Les régulations des échanges bancaires liées à la Crise, et réclamées lors d’une intervention commune au Qatar en 2007 par Messieurs Nicolas Sarkozy et Gordon Brown, interdisent désormais à ces migrants de bénéficier des lignes internationales de crédit que leur consentaient des banques émiraties pour le prépaiement12 des marchandises. Les réseaux criminels suppléent à cette « moralisation » des circulations de capitaux en prêtant les sommes équivalentes d’argent à blanchir et, en contrepartie en exigeant des Afghans qu’ils cultivent les pavots à opium illégalement implantés en Turquie, en Géorgie, en Abkhazie et, depuis peu, en Ukraine. En somme, ces nouvelles accointances associent migrants internationaux, milieux criminels et firmes de l’électronique asiatique. Pour ce qui concerne la transmigration commerciale afghane, les rythmes de départ sont conditionnés par les phases culturales du pavot : semences, puis trois à quatre mois après, selon l’altitude, sélection des plants suivie de l’incision des bulbes quatre à cinq mois après, et de la confection des boules d’opium. Les transformations en morphine et en héroïne, réparties dans l’ensemble des nations riveraines et assumées directement par les milieux criminels, à l’exclusion des transmigrants, provoquent de multiples navigations, sur la Mer Noire entre les divers ports turcs et caucasiens, Samson, Trabzon, Poti, Soukhoumi, Sotchi (Russie), Kertch, Odessa, et les ports européens de Bulgarie, Burgas et Varna, et, accessoirement, de Roumanie, Constantza. Les héroïnes provenant de ces ports sont offertes à la vente sous la dénomination nationale, « l’afghane », la « turque », la « géorgienne », la « russe », l’ « ukrainienne » respectivement à 12, 10, 8 , 6 et 9 euros le gramme pour des achats d’au moins 250 grammes en 2010 à Trabzon. Les variations des prix, à partir de bases-opium identiques, tiennent à la nature des coupages et à la notoriété des origines.
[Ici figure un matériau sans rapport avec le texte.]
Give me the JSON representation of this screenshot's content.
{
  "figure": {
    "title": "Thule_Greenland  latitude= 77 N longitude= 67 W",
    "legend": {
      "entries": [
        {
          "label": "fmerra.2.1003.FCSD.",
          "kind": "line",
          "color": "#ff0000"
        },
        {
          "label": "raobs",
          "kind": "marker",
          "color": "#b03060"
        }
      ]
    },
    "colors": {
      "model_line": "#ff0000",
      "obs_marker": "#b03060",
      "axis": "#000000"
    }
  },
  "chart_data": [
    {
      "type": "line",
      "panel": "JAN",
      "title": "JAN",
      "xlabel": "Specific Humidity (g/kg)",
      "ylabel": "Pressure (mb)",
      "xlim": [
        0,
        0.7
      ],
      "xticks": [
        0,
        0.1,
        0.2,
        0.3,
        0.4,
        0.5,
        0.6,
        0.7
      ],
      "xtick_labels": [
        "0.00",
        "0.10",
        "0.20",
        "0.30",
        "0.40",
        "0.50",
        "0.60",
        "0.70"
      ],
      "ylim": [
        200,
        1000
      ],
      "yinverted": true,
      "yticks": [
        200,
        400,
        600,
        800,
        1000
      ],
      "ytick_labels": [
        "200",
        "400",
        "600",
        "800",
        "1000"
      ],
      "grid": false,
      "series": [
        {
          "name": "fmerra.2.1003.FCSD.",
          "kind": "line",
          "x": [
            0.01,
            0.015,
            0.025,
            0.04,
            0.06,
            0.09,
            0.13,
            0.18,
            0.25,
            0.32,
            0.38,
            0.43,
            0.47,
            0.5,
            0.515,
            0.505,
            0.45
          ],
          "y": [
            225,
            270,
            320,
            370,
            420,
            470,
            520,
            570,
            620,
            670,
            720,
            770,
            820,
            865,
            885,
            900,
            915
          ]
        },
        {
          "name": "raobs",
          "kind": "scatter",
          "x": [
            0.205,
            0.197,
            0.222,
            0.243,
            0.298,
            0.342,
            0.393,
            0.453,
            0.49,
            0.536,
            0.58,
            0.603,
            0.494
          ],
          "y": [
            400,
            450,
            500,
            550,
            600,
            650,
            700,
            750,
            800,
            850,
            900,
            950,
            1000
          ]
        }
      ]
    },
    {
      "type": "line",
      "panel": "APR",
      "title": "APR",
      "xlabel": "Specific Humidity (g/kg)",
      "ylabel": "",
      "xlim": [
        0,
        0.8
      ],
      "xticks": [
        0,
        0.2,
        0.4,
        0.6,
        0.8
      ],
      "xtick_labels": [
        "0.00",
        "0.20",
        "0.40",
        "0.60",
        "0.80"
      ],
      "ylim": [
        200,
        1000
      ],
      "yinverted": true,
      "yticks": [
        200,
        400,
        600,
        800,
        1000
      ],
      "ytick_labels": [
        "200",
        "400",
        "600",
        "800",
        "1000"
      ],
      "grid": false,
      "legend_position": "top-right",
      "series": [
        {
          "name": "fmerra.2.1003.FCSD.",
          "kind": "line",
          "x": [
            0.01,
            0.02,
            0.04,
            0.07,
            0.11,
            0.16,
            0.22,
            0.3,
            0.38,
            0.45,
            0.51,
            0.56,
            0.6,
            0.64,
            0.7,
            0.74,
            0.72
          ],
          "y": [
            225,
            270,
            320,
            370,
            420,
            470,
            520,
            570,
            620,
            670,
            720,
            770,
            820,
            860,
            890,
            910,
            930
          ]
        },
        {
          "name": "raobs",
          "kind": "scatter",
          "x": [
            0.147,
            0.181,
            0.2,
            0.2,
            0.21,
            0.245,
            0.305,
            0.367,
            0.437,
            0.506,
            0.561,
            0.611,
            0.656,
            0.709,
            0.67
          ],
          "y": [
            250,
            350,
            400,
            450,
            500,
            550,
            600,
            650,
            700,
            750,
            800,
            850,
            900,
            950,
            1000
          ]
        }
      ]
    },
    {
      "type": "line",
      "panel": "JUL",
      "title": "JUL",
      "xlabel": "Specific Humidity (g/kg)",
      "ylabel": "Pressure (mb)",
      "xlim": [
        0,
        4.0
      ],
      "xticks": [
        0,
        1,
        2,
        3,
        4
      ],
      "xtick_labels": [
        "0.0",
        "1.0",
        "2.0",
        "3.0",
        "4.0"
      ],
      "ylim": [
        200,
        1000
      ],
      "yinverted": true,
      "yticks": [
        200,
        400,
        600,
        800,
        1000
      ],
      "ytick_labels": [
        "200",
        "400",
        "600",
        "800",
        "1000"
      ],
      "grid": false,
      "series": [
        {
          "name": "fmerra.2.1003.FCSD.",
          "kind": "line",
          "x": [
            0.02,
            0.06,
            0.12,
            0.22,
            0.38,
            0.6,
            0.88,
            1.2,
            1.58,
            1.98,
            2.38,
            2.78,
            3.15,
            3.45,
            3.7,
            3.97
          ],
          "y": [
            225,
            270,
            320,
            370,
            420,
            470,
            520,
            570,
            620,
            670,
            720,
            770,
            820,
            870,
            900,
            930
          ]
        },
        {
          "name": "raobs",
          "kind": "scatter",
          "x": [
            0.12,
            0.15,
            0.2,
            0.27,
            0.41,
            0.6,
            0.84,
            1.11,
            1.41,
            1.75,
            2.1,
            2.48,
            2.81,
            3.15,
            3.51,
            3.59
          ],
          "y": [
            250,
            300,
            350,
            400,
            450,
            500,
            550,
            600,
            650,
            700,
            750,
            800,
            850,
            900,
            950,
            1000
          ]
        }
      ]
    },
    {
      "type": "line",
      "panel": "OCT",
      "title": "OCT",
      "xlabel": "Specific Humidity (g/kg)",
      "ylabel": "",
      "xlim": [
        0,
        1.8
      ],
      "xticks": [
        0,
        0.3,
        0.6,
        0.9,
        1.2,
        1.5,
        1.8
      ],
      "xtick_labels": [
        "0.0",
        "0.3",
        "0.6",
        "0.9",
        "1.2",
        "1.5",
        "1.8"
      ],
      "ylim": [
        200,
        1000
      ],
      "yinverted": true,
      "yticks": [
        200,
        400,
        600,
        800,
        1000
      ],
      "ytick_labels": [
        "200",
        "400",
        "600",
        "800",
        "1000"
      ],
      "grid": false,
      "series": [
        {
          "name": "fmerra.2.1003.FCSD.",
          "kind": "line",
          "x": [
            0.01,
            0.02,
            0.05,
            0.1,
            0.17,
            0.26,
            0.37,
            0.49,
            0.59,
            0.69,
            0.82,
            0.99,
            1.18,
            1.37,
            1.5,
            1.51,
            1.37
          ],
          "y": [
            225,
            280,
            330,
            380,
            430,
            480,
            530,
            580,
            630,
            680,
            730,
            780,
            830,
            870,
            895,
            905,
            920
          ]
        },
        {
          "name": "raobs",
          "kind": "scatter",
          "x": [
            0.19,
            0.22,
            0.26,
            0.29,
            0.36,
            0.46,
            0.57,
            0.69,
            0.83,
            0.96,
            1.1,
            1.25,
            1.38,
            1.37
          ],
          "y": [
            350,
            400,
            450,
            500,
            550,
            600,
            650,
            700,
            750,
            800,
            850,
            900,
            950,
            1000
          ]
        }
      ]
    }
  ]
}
Le « décor est dressé 13» : il reste à connaître les destinées migratoires qui se construisent autour de la Mer Noire, dans cet apparent désordre des circulations de colporteurs de produits d’usages illicites, nous prendrons à témoin les Géorgiens, et d’usages licites, nous prendrons à témoin les Afghans.

2. Désirer le voyage. Replis identitaires et destins cosmopolites : les lieux du changement. Nécessités économiques et logistiques du brassage.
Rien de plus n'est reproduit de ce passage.